Apparently those who were made redundant were offered an enhanced settlement of 2.5 weeks’ pay for each year of service conditional upon entering into a non-disclosure obligation in a settlement agreement. In the light of this situation, there have been renewed calls for legislation preventing "fire and rehire" by employers but the government has resisted on the basis that the P&O situation was firing only, with no consideration of re-hire.
£2 million pay out by bank for discrimination
In Mack v BNP Paribas London Branch the employment tribunal has ordered the Bank to pay £2,081,449.70 in compensation to a female employee when her claims for equal pay, direct sex discrimination and victimisation succeeded. The Bank was also ordered to carry out an equal pay audit on the gender pay information of all those employed between 1 January and 31 December 2021 and all elements of compensation, other than benefits in kind.
The tribunal found that the Bank had discriminated against the claimant, and it was this discrimination which had caused her injury and illness, because of which she had been unable to work since July 2018. She remains employed and has been receiving benefits under the Respondent's PHI scheme since February 2019. Her claim was for damages for personal injury arising out of her discrimination.

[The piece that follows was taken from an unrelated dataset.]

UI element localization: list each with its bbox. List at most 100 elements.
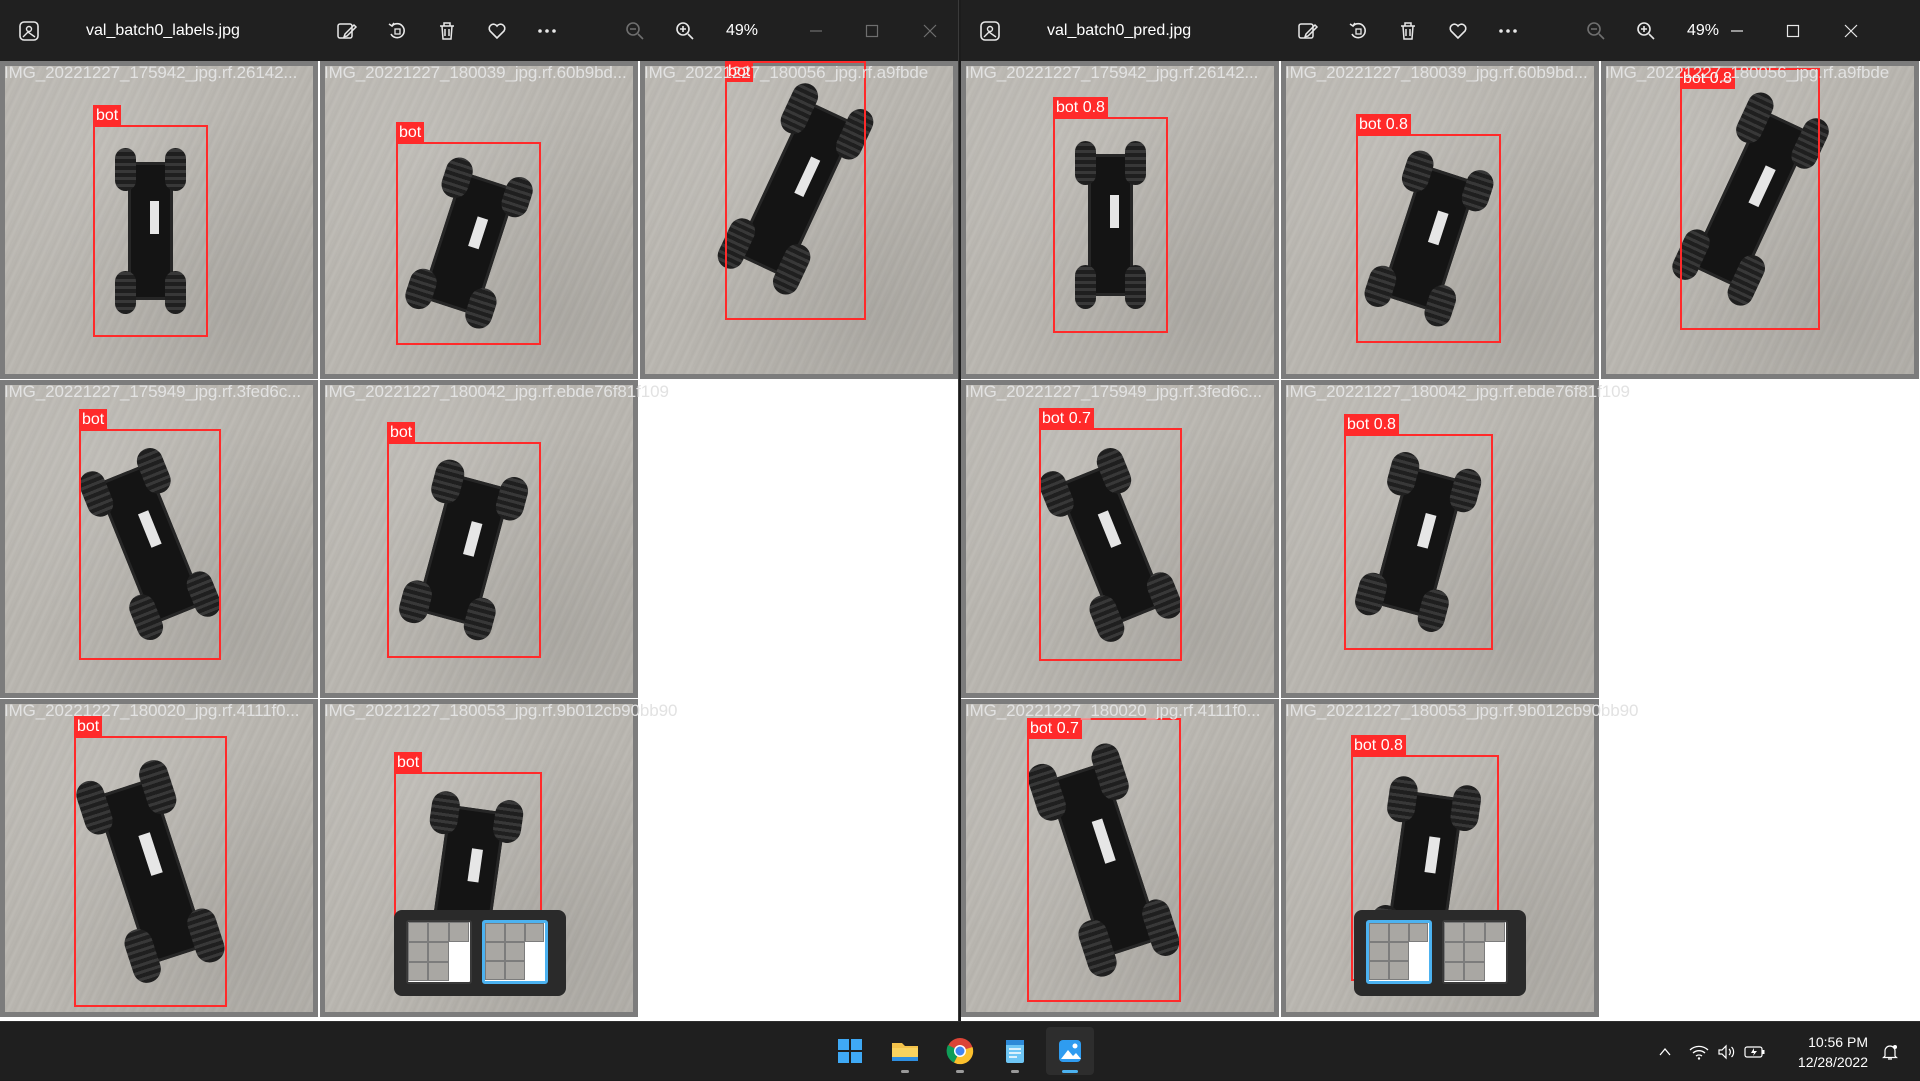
filmstrip (1354, 910, 1526, 996)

The tribunal found that although it was likely she could carry out some form of work eventually, her condition meant that she would never be able to return to her previous role or any role which would pay her in excess of the benefits currently received under the PHI scheme. It was accepted that she would continue to receive these benefits until retirement age of 65, another 15 years. The tribunal found that her remaining employed and receiving these these benefits until retirement was a reasonable way to mitigate her loss, notwithstanding this was not what she wanted.
The award was therefore calculated on the basis that the claimant would continue to receive PHI benefits. It covers past and future losses as well as additional compensation for injury to feelings and aggravated damages plus an uplift of £317,06.34, representing 20% of the total sum, for the Bank's failure to follow the ACAS code.